The currency gained 0.3 percent in June after the central bank said the prior month that it may lift rates ``in the near term'' from 4.25 percent. A quarterly survey by the central bank yesterday showed Canadian companies reported the most difficulty meeting new orders in almost seven years, and most expect inflation to exceed the central bank's 2 percent target.
``Inflation is a concern for the Bank of Canada,'' said Matthew Strauss, a senior currency strategist in Toronto at RBC Capital Markets Inc., a unit of Canada's biggest bank by assets. ``The Canadian dollar is going to gain again.''
The Canadian currency rose 0.2 percent this week to 93.87 U.S. cents. The currency yesterday touched 95.51 U.S. cents, or C$1.0471, the strongest since May 1977, as oil prices rose above $70 a barrel. The last time the Canadian currency and U.S. dollar traded at par was November 1976, the same month Jimmy Carter was elected U.S. president.
Canada's financial markets are shut on July 2 for a national holiday.
The central bank, which next meets on July 10, has kept the benchmark rate steady since May 2006. All five economists surveyed by Bloomberg predict the central bank will lift the rate to 4.5 percent next month.
Pared Bets
Futures contracts show investors are betting the central bank will raise rates once more after lifting them in July. September bankers' acceptances futures, a gauge of interest rates in Canada in that month, yield 4.765 percent, down from the June high of 4.81 percent. Bankers' acceptances futures have settled at a three-month lending rate averaging 16 basis points, or 0.16 percentage point, above the central bank's rate target since Bloomberg started tracking the difference in 1992.

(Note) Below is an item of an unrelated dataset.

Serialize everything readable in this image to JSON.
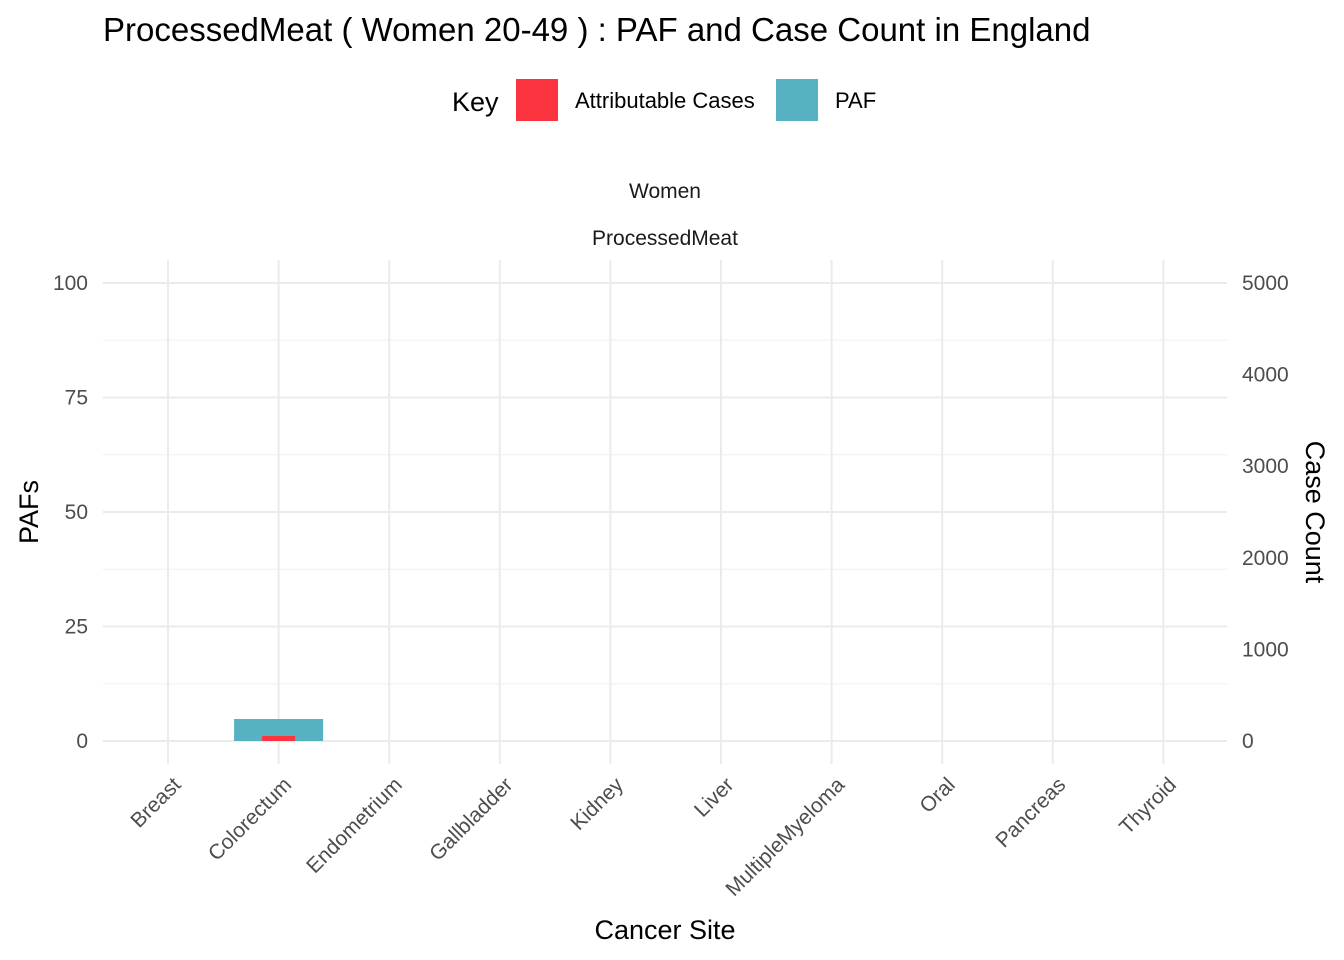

Seventy percent of companies in yesterday's central bank survey predicted the consumer price index would advance by between 2 percent and 3 percent in the next year, the highest in the six years the bank has asked the question. Another 14 percent said inflation would be faster than 3 percent, the top end of the central bank's 1 percent to 3 percent target range.
``There are still legs supporting the Canadian dollar,'' said David Powell, currency strategist at research firm IDEAglobal in New York. ``The market is very optimistic that the central bank will raise interest rates twice this year.''
Exporters Squeezed
Canada's dollar has risen from a record low of 61.76 U.S. cents on Jan. 21, 2002, when oil was about $18 a barrel. Commodities including oil make up about half of Canada's exports.

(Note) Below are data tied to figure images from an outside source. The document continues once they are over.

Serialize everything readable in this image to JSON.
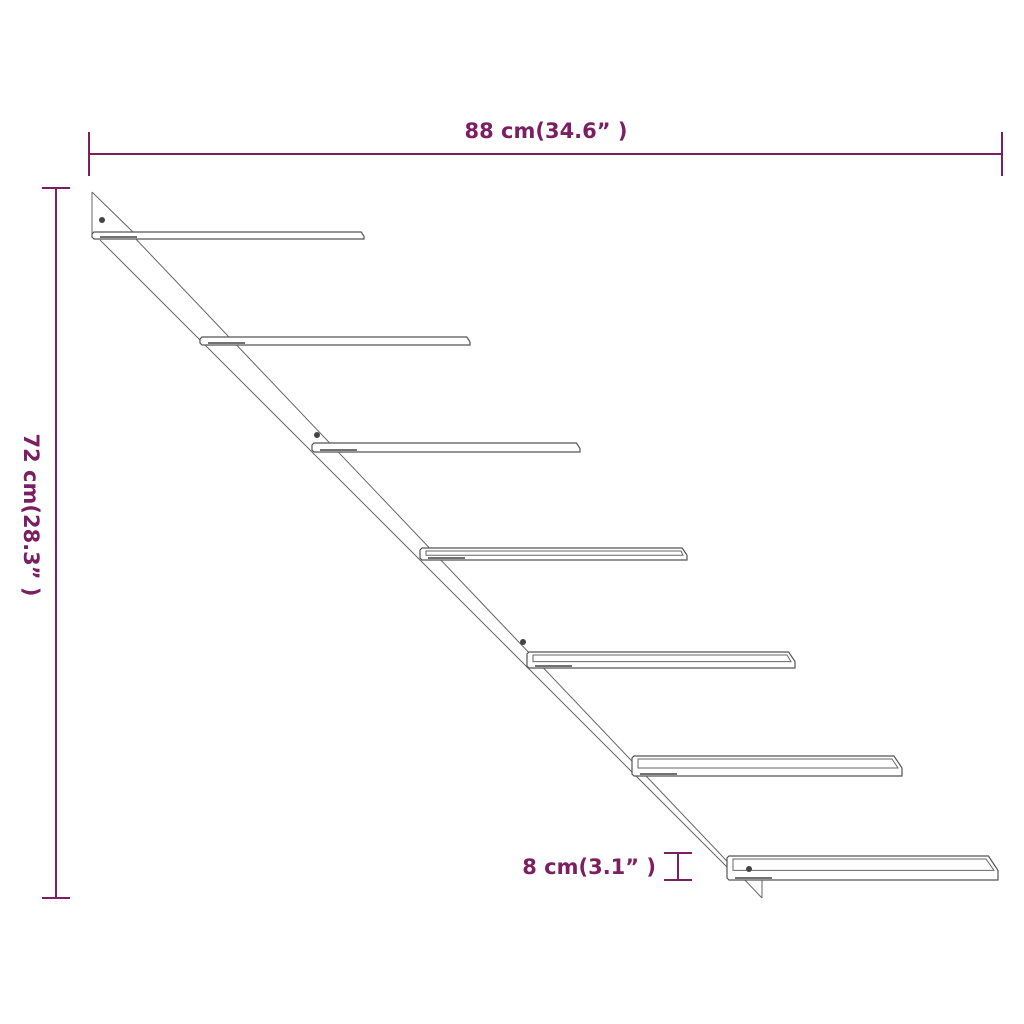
{
  "colors": {
    "dimension": "#7b1f62",
    "drawing": "#555555"
  },
  "dimensions": {
    "width": "88 cm(34.6” )",
    "height": "72 cm(28.3” )",
    "shelf_spacing": "8 cm(3.1” )"
  },
  "shelf_count": 7
}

The currency's 9.4 percent rally this year is squeezing exporters' profits, prompting provincial finance ministers to argue against rate increases.
``A 93 or 94 cent dollar has very severe consequences to the Ontario economy,'' Ontario Finance Minister Greg Sorbara said in an interview earlier this month. Provincial finance ministers are urging the Bank of Canada Governor David Dodge not to raise rates, Sorbara said.

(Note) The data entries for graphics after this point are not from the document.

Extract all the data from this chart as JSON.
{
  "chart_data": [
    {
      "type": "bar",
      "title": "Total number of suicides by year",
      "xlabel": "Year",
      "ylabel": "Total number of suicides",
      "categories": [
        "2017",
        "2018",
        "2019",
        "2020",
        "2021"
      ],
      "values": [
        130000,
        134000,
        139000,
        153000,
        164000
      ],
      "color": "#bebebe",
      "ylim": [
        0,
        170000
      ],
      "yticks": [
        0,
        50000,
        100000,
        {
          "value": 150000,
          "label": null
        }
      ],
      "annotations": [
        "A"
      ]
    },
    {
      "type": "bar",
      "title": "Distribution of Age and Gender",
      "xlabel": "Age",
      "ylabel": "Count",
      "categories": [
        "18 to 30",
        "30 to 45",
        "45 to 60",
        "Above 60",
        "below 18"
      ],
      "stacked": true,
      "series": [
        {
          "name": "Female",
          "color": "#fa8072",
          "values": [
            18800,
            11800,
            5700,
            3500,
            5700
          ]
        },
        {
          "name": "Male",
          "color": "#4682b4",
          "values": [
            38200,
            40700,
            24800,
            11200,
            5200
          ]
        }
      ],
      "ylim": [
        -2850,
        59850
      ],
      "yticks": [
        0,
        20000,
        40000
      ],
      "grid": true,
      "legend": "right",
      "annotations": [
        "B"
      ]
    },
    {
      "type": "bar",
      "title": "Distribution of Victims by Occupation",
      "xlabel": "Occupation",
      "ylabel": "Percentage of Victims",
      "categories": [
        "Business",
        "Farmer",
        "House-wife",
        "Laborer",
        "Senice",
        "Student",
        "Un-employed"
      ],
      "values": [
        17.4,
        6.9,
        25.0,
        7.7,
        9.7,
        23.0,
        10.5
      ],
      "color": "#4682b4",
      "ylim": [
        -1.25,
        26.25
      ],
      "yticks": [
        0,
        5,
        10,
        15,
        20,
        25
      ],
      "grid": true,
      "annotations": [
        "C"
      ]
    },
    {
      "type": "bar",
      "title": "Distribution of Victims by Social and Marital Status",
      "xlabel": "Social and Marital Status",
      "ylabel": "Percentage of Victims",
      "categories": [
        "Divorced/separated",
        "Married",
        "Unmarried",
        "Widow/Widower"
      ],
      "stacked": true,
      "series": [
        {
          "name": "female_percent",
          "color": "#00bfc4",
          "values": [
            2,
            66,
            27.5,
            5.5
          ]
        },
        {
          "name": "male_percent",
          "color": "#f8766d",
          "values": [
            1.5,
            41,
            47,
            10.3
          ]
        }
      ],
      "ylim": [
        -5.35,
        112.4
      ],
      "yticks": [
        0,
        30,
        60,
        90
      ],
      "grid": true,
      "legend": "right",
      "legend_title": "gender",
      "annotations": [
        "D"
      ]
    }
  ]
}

Vancouver-based Canfor Corp., North America's fourth- biggest lumber producer by market value, posted a first-quarter loss of C$42.7 million. The company gets about 85 percent of sales in U.S. dollars.
A Statistics Canada report yesterday showed the nation's economic growth unexpectedly stalled in April, pushing the currency down from a 30-year high.
Zero Growth
The economy registered zero growth in April, after a 0.3 percent increase the prior month, Statistics Canada said. The median forecast in a Bloomberg News survey was for 0.2 percent growth in April. The economy expanded for six straight months before April.
The report ``suggests a strengthening currency has started to adversely affect the country's growth, especially the manufacturing sector, which may raise concern the BOC needs to keep rates on hold,'' said Robert Fullem, vice president of U.S. corporate currency sales at Bank of Tokyo-Mitsubishi UFJ Ltd. in New York.
Canada's economy, the world's eighth-largest, grew at a 3.7 percent annual rate in the first quarter, the fastest since the third quarter of 2005. The Bank of Canada forecast that growth would slow this quarter, before accelerating in the second half of the year.
The yield on Canada's benchmark 10-year bond due June 2016 fell 10 basis points this week to 4.55 percent. It reached 4.76 percent this month, the highest since August 2004. The price, which moves inversely to yield, rose 74 cents to C$96.01.